Schlagloch auf der Autobahn – Land NRW haftet

Erleidet ein Pkw-Fahrer beim Durchfahren eines Schlaglochs auf der Bundesautobahn einen Schaden, haftet das beklagte Land aufgrund einer Verkehrssicherungspflichtverletzung, wenn das Schlagloch durch eine von ihm zu verantwortende, vermeidbare Gefahrenquelle entstanden ist.

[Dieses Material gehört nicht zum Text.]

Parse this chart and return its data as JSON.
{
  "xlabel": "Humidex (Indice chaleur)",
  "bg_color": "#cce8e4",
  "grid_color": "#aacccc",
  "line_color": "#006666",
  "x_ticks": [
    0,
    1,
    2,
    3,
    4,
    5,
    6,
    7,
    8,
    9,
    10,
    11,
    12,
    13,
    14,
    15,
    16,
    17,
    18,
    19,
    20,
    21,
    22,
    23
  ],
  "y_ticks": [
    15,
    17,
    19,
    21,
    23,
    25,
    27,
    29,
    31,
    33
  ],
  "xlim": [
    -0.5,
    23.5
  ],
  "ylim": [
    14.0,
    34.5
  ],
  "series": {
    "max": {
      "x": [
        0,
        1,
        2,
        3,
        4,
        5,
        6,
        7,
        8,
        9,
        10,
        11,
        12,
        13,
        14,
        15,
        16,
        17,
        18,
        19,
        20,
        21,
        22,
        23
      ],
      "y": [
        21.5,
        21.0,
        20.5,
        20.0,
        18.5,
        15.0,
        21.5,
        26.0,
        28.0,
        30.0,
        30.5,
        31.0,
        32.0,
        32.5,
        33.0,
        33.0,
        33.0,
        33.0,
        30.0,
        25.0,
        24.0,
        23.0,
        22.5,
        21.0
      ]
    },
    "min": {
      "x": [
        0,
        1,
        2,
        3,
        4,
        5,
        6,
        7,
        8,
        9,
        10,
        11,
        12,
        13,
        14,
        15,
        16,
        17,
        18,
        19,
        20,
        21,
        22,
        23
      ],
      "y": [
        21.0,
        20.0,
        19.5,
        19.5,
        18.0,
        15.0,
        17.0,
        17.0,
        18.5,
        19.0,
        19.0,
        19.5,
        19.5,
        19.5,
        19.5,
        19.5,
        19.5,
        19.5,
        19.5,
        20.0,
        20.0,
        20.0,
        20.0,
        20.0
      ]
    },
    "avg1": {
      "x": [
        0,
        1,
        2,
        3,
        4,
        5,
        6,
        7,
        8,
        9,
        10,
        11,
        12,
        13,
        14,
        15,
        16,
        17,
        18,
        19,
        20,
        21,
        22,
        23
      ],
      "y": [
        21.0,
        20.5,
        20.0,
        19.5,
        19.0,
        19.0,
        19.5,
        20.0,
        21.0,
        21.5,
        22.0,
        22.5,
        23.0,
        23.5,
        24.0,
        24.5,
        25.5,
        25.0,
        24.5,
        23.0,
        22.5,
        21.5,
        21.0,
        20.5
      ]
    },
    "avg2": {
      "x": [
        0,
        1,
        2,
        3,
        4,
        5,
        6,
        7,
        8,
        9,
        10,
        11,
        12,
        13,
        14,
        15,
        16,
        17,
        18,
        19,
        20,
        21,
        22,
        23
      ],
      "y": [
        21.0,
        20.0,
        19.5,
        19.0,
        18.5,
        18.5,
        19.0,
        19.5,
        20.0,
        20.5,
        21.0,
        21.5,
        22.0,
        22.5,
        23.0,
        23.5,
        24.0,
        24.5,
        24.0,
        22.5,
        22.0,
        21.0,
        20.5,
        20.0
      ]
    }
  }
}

Das hat das Oberlandesgericht (OLG) Hamm entschieden und das Land NRW zum Schadenersatz verurteilt. Geklagt hatte ein Mann, der mit seinem Pkw die BAB 52 in Gelsenkirchen im Bereich einer Baustelle befahren hatte. Dabei wurde die Fahrbahn über den Standstreifen geleitet. Dort geriet das Fahrzeug in ein ca. 20cm tiefes Schlagloch und erlitt einen Achsschaden. Die Reparaturkosten betrugen ca. 2.200 EUR. Das Schlagloch war im Bereich eines für den Baustellenbetrieb verschlossenen Gullyschachts entstanden. Um den Standstreifen für den Verkehr befahrbar zu machen, hatte der für das beklagte Land handelnde Landesbetrieb Straßenbau NRW die zu überfahrenden Gullyschächte mit Eisendeckeln versehen und mit einer bituminösen Masse sowie mit einer Asphaltschicht auffüllen lassen. Im Bereich der Unfallstelle war diese Füllung zum Teil herausgebrochen, wodurch das Schlagloch entstanden war.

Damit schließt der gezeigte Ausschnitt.